Coalition on Human Needs: Group Letter Seeking Higher House Level for FY 23 Domestic/International (NDD) Appropriations
Please sign this group letter to Congress urging swift work to approve increases in domestic and international program funding (known as non-defense discretionary, or NDD). National, state and local organizations are welcome to sign.
The letter asks Congress to appropriate no less than the NDD amounts proposed by the House of Representatives for Fiscal Year 2023; these funding levels are somewhat higher than the amounts proposed by Senate Democrats. Our entire community knows how much this funding is needed and we urge your organization to join us in calling on Congress to enact an omnibus funding bill that at minimum includes the House NDD appropriations levels. A large number of signing groups will help to prevent attempts to reduce funding in final negotiations for an omnibus appropriations bill, and will underscore the need for an omnibus bill, not further flat funding.

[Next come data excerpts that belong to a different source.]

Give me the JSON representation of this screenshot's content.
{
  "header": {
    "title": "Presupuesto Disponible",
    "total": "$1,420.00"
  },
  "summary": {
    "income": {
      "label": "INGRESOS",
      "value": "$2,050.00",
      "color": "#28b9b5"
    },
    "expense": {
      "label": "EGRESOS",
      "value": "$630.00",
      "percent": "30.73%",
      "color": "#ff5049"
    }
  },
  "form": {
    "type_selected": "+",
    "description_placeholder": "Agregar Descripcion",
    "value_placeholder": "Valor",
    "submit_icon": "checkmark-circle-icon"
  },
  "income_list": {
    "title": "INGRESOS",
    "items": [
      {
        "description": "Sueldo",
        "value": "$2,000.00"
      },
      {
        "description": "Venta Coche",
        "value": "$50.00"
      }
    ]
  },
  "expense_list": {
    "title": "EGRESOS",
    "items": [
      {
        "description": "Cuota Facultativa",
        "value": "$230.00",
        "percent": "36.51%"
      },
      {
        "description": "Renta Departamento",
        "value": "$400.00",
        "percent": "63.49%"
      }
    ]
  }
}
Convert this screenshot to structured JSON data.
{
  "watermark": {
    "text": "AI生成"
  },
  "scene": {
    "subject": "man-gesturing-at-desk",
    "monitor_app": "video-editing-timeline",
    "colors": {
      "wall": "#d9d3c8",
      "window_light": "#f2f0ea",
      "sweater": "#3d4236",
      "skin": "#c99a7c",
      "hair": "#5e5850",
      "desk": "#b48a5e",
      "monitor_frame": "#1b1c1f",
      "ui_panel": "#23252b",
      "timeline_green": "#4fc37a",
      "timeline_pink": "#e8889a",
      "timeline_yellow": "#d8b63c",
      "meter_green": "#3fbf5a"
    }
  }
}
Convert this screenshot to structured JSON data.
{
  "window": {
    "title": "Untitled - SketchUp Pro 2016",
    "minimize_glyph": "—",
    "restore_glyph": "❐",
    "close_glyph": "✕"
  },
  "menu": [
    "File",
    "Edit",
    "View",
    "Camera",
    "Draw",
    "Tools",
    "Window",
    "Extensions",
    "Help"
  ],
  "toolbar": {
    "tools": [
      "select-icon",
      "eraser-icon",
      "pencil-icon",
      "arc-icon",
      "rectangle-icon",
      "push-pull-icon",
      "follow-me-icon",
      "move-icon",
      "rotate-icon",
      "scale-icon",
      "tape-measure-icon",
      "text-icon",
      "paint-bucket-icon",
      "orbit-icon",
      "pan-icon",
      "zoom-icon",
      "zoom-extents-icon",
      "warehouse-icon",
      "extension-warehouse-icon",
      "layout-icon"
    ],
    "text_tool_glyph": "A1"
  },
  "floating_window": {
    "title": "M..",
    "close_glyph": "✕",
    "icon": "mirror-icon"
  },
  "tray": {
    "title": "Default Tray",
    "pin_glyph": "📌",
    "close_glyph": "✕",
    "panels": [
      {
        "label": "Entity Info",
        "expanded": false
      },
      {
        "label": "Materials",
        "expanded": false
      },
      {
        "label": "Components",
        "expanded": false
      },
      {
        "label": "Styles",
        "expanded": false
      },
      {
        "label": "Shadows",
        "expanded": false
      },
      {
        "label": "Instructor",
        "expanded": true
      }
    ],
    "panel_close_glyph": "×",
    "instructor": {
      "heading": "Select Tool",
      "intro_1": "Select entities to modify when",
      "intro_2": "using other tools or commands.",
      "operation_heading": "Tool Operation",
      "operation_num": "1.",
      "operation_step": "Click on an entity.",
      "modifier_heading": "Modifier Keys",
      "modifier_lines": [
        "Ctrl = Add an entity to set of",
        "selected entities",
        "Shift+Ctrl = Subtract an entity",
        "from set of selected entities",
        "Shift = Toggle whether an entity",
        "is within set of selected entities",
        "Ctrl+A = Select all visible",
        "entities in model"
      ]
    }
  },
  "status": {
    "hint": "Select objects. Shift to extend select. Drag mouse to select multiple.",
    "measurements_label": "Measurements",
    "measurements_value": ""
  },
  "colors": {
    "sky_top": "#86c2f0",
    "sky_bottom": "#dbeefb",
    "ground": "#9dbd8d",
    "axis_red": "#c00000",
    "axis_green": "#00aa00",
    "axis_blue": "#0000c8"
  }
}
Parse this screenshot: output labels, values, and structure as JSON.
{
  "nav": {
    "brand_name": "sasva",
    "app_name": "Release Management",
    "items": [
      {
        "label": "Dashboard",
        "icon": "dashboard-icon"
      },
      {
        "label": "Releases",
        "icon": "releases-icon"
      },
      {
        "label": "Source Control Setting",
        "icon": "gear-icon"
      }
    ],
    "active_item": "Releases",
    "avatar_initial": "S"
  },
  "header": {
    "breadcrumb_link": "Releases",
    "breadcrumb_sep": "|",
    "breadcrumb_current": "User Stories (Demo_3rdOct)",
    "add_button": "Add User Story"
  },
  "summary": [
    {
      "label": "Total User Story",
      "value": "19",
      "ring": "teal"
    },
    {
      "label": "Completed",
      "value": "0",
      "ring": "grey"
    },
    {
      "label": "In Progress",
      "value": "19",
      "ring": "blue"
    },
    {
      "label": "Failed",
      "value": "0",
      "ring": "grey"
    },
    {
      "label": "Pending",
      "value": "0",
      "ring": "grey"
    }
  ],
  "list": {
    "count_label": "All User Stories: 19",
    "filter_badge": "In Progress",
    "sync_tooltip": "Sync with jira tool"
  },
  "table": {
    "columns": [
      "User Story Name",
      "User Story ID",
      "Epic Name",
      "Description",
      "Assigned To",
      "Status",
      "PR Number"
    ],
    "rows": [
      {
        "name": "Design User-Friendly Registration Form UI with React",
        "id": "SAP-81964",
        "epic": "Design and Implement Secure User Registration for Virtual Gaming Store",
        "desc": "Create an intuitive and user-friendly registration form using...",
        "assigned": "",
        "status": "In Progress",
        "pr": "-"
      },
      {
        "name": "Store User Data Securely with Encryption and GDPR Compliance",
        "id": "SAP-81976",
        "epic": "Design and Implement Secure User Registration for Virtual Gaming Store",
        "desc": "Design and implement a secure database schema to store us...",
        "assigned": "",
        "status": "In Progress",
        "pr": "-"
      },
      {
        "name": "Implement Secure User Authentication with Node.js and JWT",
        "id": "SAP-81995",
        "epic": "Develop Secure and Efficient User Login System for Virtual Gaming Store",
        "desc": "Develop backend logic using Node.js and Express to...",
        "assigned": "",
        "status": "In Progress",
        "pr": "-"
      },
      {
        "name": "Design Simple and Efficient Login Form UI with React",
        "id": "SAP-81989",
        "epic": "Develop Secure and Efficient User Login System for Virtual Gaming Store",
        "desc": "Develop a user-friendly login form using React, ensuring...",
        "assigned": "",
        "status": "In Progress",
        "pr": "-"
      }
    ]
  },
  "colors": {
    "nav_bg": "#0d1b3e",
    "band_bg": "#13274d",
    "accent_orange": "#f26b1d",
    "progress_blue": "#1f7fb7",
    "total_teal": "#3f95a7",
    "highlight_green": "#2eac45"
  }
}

Read the letter text below, and then sign using the included form. Have any problems with this form? Email Nicolai Haddal, Field and Events Manager: email@example.com
FULL LETTER TEXT:
The enactment of the Continuing Resolution through December 16 was a necessary stopgap measure to allow Congress to come to agreement on full-year omnibus appropriations legislation for Fiscal Year 2023. We thank you for your leadership in averting a funding crisis and urge you to work swiftly to approve a final agreement that provides increases in domestic and international program funding (non-defense discretionary spending, or NDD), no less than those proposed by the House of Representatives for Fiscal Year 2023 and that is unencumbered by poison pill riders. At minimum, the House-proposed NDD levels are required to respond to the level of need and the precarious nature of today’s economy. Creating a separate veterans’ medical services funding category, as proposed in the Biden Administration’s FY 2023 budget, would ensure adequate funding for veterans’ medical care while minimizing competition with other vital NDD programs.
Your constituents are being buffeted by the ongoing consequences of the pandemic, natural disasters, and other international contributors to rising prices and shortages of goods. These affect their health, their access to work and affordable child care, their ability to pay for basic needs, and their children’s education. In 2021, more than 40 percent of people with household income less than $50,000 were paying half or more of their income on rent. Similar proportions now report finding it somewhat or very difficult to pay for their regular household expenses. Food and home energy costs are up and the proportion of people who say their households have gone without food in the previous week has risen more than 40 percent since August, 2021 (from 8.2% to 11.5 percent). Efforts by the Federal Reserve to control inflation are expected to result in more people without jobs. All of this is hitting people with low incomes the hardest: rural, urban, women, children, Black, brown, and Indigenous people, the aging and people with disabilities on fixed incomes. In addition to the moral wrong of ignoring these hardships, if their losses grow, it may trigger or worsen a recession, and that would needlessly threaten our nation’s economic security.
In the face of this, the proposed increases in funding for domestic and international programs make modest but important progress after years of decline, taking inflation into account. These NDD programs lost 4 percent of their value from FY 2010 to FY 2022, counting inflation and population growth. However, if the fast-growing spending on VA medical care is separated out, the rest of NDD programs declined by 10 percent. The Coalition on Human Needs has tracked programs particularly targeted to assist people with low incomes from FY 2010 through FY 2022. Nearly two-thirds (63 percent) saw cuts over this period; nearly one-third (31 percent) lost 20 percent or more, taking inflation into account.
Now and into 2023, increased inflation makes it still more urgent that appropriations for domestic and other non-defense programs keep pace with growing costs and growing need. Service providers in the public or private sectors must be able to keep salaries and benefits competitive to maintain an adequate workforce; rising costs for rent and supplies also strain their budgets.
The signers of this letter represent human service providers, faith groups, policy experts, labor, civil rights, disability, and other anti-poverty advocates who see the precarious position of our people nationwide. Reducing funding for domestic and international programs below the House-proposed levels will jeopardize our ability to respond to urgent human needs and will imperil our capacity to help Americans recover from the multiple disasters they have faced or may face in the year ahead. We urge you to see protecting these funding levels as a matter of national security.